Le navire de croisière « Polarfront » renouvelle sa motorisation de 1976 | Polarjournal
Longue de 55 mètres et large de 10 mètres dans sa plus grande largeur, la coque renforcée pour la glace du Polarfront s’enfonce de 4,5 mètres dans l’eau et bat pavillon Français. Image : Latitude Blanche

En accord avec son modèle économique et la décarbonation du maritime, la compagnie Latitude Blanche rénove son navire pour qu’il puisse répondre aux politiques environnementales de l’Organisation Maritime Internationale et celle d’une clientèle plus exigeante.

La compagnie française de croisière Latitude Blanche placera son unique navire, le Polarfront, en arrêt technique au chantier Piriou de Concarneau en décembre prochain pour quatre mois d’arrêt, non sans répercussion financière pour cette petite entreprise d’environ 25 salariés, personnel navigant inclus.

Yann Le Bellec est le chef de Latitude Blanche, créée en 2017. « Il vient d’une famille marseillaise et, malgré un nom à consonance bretonne, ses ancêtres armoricains sont bien loin », peut-on lire dans la revue maritime Le Chasse-Marée. C’est dans sa ville natale, en 2005, qu’il commence ses études de Marine Marchande.

En 2017, il s’associe avec une camarade de classe qui a changé de projet il y a deux ans. Ensemble, ils ont racheté le Polarfront, un navire norvégien de 1976. Taillé dès l’origine pour relever des informations météorologiques par gros temps au point Mike à 66°N, il est passé dans le champ de vision des fondateurs de la compagnie de croisière en 2017. Après huit mois de travaux, le Polarfront est donc reparti en Arctique, région qu’il ne quittera que pour l’entretien annuel.

Depuis le début, Yann Le Bellec est partisan de la rénovation de l’existant. Le design des cabines reprend l’ameublement d’origine, même si lors de sa conversion en navire de croisière, elles ont été refaites à neuf. Au tour de la salle des machines, restée fidèle au navire depuis sa construction, d’être reprise.

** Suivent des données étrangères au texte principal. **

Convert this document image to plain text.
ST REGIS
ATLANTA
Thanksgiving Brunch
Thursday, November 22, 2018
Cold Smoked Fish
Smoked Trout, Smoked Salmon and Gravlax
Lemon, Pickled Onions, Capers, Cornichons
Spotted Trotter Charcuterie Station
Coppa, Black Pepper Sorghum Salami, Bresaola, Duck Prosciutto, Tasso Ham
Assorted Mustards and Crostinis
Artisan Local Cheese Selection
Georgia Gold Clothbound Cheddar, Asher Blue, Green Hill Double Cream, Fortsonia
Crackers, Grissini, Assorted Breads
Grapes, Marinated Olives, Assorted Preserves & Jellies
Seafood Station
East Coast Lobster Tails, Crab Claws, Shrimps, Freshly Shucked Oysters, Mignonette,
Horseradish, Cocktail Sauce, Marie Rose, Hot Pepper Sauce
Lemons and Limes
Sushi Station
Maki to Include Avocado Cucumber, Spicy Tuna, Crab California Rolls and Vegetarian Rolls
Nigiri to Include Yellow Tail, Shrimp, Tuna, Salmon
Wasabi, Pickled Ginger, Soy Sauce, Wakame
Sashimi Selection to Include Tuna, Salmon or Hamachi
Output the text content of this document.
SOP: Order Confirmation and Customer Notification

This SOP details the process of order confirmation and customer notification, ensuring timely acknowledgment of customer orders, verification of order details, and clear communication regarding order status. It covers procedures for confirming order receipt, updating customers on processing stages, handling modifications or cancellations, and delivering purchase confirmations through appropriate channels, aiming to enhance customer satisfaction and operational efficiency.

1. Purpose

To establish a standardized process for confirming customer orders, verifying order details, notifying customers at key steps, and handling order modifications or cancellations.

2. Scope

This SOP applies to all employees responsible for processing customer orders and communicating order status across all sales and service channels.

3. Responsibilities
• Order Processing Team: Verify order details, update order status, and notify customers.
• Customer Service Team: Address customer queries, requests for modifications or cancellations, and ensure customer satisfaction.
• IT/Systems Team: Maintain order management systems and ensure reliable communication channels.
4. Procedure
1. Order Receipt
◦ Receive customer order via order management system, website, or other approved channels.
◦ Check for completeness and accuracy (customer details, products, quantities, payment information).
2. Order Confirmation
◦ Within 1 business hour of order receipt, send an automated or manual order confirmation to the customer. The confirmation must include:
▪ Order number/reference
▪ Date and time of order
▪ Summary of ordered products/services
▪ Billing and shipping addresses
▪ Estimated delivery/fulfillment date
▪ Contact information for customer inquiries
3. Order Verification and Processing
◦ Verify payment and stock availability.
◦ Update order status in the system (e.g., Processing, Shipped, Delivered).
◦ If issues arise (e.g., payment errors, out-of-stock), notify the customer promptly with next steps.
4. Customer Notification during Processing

Vue du moteur principal du Polarfront d’une puissance de 1 100 kW. Image : Latitude Blanche

Yann Le Bellec prévoit de supprimer le moteur et son arbre d’hélice en prise directe pour installer trois générateurs diésel qui alimenteront deux moteurs électriques. Sous la coque, l’hélice unique positionnée dans une tuyère sera remplacée par une hélice cinq pales battant en eau libre.

Ces changements auront une forte incidence sur le bruit. D’une part, le dispositif devrait améliorer le confort des passagers, et de l’autre, il devrait réduire le son du navire émis dans l’eau.

Les nouveaux générateurs travailleront à allure constante et seront physiquement détachés des hélices, ce qui devrait créer moins de vibrations.

Les hélices auront un plus grand nombre de pales permettant de mieux répartir leurs efforts sur l’eau et de moins caviter – c’est-à-dire produire du claquement dans l’eau -, facteur de dérangement de la faune marine.

La consommation du navire est aussi dans la ligne de mire du chef d’entreprise. Les trois générateurs pourront être réglés pour que leur effort soit optimal et fonctionner indépendamment les uns des autres et si le navire doit augmenter sa vitesse, les officiers peuvent passer de un à trois générateurs.

En 2021, l’Organisation Maritime Internationale a adopté une résolution sur la réduction des émissions de “noir de carbone” des navires dans l’Arctique, encourageant les États membres et les exploitants à atténuer ces émissions.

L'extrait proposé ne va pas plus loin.